A Transformer-based Machine for answering questions on insurance companies converted to RDF

Start Project

Clone the repository using the following command:

git clone --recurse-submodules https://github.com/DeNederlandscheBank/nqm.git

Prerequisites

Python version >= 3.6
Numpy version == 1.19.x

Create virtual environment

It is advisable to use a virtual environment for this project. One option is to use conda:

conda env create -f environment_cross_platform.yml
conda activate fairseq_local
pip install subword_nmt
pip install --editable ./fairseq

When working on this project using MacOS, working with the conda environment has been more stable. When you want to use jupyter notebooks, then nb_conda has to be installed additionally.

Another option is to use pip together with your favourite virtual environment application.

pip install -r requirements.txt
pip install --editable ./fairseq

First installing the 'requirements.txt' including pytorch amongst others and then 'fairseq' separately prevents possible issues with Intel OpenMP library.

Remark: The source code in this repo is compatible with the version of fairseq from the following repo (https://github.com/jm-glowienke/fairseq). This repo has some adjustments for using the replacement, pointer-generator and alignment model.

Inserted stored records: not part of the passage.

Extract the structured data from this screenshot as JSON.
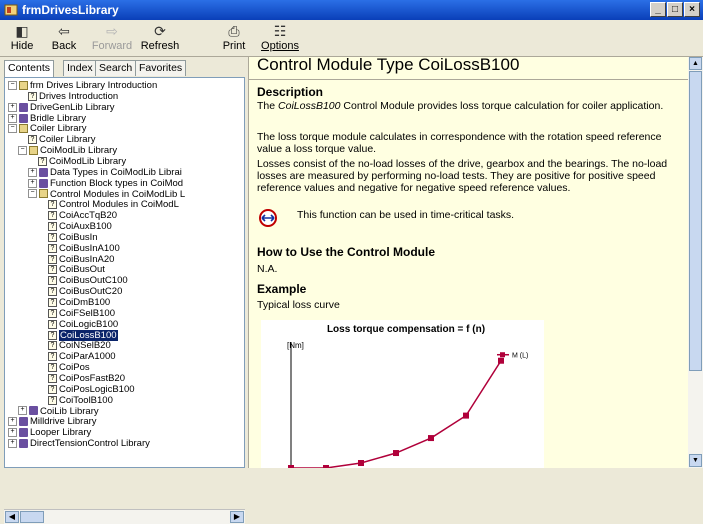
{
  "window": {
    "title": "frmDrivesLibrary",
    "minimize": "_",
    "maximize": "□",
    "close": "×"
  },
  "toolbar": {
    "hide": "Hide",
    "back": "Back",
    "forward": "Forward",
    "refresh": "Refresh",
    "print": "Print",
    "options": "Options"
  },
  "tabs": {
    "contents": "Contents",
    "index": "Index",
    "search": "Search",
    "favorites": "Favorites"
  },
  "tree": [
    {
      "label": "frm Drives Library Introduction",
      "icon": "openbook",
      "exp": "−"
    },
    {
      "label": "Drives Introduction",
      "icon": "page"
    },
    {
      "label": "DriveGenLib Library",
      "icon": "book",
      "exp": "+"
    },
    {
      "label": "Bridle Library",
      "icon": "book",
      "exp": "+"
    },
    {
      "label": "Coiler Library",
      "icon": "openbook",
      "exp": "−"
    },
    {
      "label": "Coiler Library",
      "icon": "page"
    },
    {
      "label": "CoiModLib Library",
      "icon": "openbook",
      "exp": "−"
    },
    {
      "label": "CoiModLib Library",
      "icon": "page"
    },
    {
      "label": "Data Types in CoiModLib Librai",
      "icon": "book",
      "exp": "+"
    },
    {
      "label": "Function Block types in CoiMod",
      "icon": "book",
      "exp": "+"
    },
    {
      "label": "Control Modules in CoiModLib L",
      "icon": "openbook",
      "exp": "−"
    },
    {
      "label": "Control Modules in CoiModL",
      "icon": "page"
    },
    {
      "label": "CoiAccTqB20",
      "icon": "page"
    },
    {
      "label": "CoiAuxB100",
      "icon": "page"
    },
    {
      "label": "CoiBusIn",
      "icon": "page"
    },
    {
      "label": "CoiBusInA100",
      "icon": "page"
    },
    {
      "label": "CoiBusInA20",
      "icon": "page"
    },
    {
      "label": "CoiBusOut",
      "icon": "page"
    },
    {
      "label": "CoiBusOutC100",
      "icon": "page"
    },
    {
      "label": "CoiBusOutC20",
      "icon": "page"
    },
    {
      "label": "CoiDmB100",
      "icon": "page"
    },
    {
      "label": "CoiFSelB100",
      "icon": "page"
    },
    {
      "label": "CoiLogicB100",
      "icon": "page"
    },
    {
      "label": "CoiLossB100",
      "icon": "page",
      "selected": true
    },
    {
      "label": "CoiNSelB20",
      "icon": "page"
    },
    {
      "label": "CoiParA1000",
      "icon": "page"
    },
    {
      "label": "CoiPos",
      "icon": "page"
    },
    {
      "label": "CoiPosFastB20",
      "icon": "page"
    },
    {
      "label": "CoiPosLogicB100",
      "icon": "page"
    },
    {
      "label": "CoiToolB100",
      "icon": "page"
    },
    {
      "label": "CoiLib Library",
      "icon": "book",
      "exp": "+"
    },
    {
      "label": "Milldrive Library",
      "icon": "book",
      "exp": "+"
    },
    {
      "label": "Looper Library",
      "icon": "book",
      "exp": "+"
    },
    {
      "label": "DirectTensionControl Library",
      "icon": "book",
      "exp": "+"
    }
  ],
  "content": {
    "title": "Control Module Type CoiLossB100",
    "description_heading": "Description",
    "desc_italic": "CoiLossB100",
    "desc_p1_pre": "The ",
    "desc_p1_post": " Control Module provides loss torque calculation for coiler application.",
    "desc_p2": "The loss torque module calculates in correspondence with the rotation speed reference value a loss torque value.",
    "desc_p3": "Losses consist of the no-load losses of the drive, gearbox and the bearings. The no-load losses are measured by performing no-load tests. They are positive for positive speed reference values and negative for negative speed reference values.",
    "time_critical": "This function can be used in time-critical tasks.",
    "how_to_heading": "How to Use the Control Module",
    "how_to_text": "N.A.",
    "example_heading": "Example",
    "example_text": "Typical loss curve"
  },
  "chart_data": {
    "type": "line",
    "title": "Loss torque compensation = f (n)",
    "ylabel": "[Nm]",
    "series": [
      {
        "name": "M (L)",
        "x": [
          0,
          1,
          2,
          3,
          4,
          5,
          6
        ],
        "y": [
          0,
          0,
          4,
          12,
          24,
          42,
          86
        ]
      }
    ],
    "legend": "right",
    "color": "#b0003a"
  }
}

To install fairseq properly, please use: git clone --recurse-submodules https://github.com/jm-glowienke/fairseq

Via the Python Package Index, version 0.10.2 is available at the moment. However, in the meantime the storing and saving of checkpoints has been adapted in fairseq and is not backwards compatible to 0.10.2. With a new update of the PyPI version, it might be possible to use to the version installed with pip. Please pay attention that for certain models, the corresponding model file needs to be placed in the correct directory.

Template files

The repo contains a set of templates for the EIOPA dataset. More templates can be added to the template files or you can make completely new ones when adapting the code to a new graph database.

Each template must consist out of a question, the query to get this information and a generator query to fill the placeholders with entity names from the database. These elements need to be seperated by a semi-colon and stored in a .csv file. It is possible to fill multiple placeholders in the query, but carefully check whether there is not a mix up between the placeholders with information.

Test files should be placed in a folder for faster generation using the '--folder' option of the generator. The files in the folder must have unique identifier, e.g. an integer, at the fifth-last position, e.g. "test_5.csv".

Run queries on EIOPA and GLEIF database:

For running queries on the database, you can use one of the jupyter notebooks in the notebooks folder. Please ensure to install nb_conda and select the correct kernel in the notebook to run the queries smoothly.

Pipeline for preparing data and running model

There are three different data generation scripts present in folder scripts:

data_eiopa_pg.sh: Generate data to use with a pointer-generator model
data_eiopa_subwords.sh: Generates data with or without subwords
data_eiopa_xlmr.sh: Generates data to use with the XLMR-R language model

The scripts should be run from root. For each script, at the top a couple parameters are defined in capital letters, which enable using slightly varied setups.

Train model:

For every model used during research, a script is available to train the particular model. It is advisable to do this on a platform with enough computation power. Don't forget to adapt the data ID to your dataset!

Evaluate model:

There are three different data generation scripts present in folder scripts. The scripts can be run with parameters given from the command line as input or at the top of the scripts. They are incorporated in the data training scripts with the correct setup.

_fairseq_evaluation_align.sh: Evaluate a model using the test sets with replacing the out-of-vocabulary words in the target sequence by the aligned word of the source sequence
_fairseq_evaluation_pg.sh: Evaluate a pointer-generator model
_fairseq_evaluation_subwords.sh: Evaluate model with subwords, can also be adapted to non-subword model

Interactive use:

You can also interactively evaluate models using src/interactive_translation.py and even directly the database using your questions. The script can be used with all models trained originally by given the letter as parameter. An alternative is to use the chatbot: https://github.com/DeNederlandscheBank/nqm-bot

python3 src/interactive_translation.py --model {MODEL-LETTER}

Working with submodules

To ensure a proper-working system and staying up-to-date, run the command below:

git pull origin --recurse-submodules
git submodule update --init --merge --recursive --remote

This command pulls all the upstream changes including for the submodules. You can find more info on submodules via https://git-scm.com/book/en/v2/Git-Tools-Submodules

Adapting the database

The script scripts/create_EIOPA_triples.py makes it possible to re-generated the EIOPA RDF dataset an perform changes to the graph database. The code can also serve as inspiration to add new datasets to the graph database.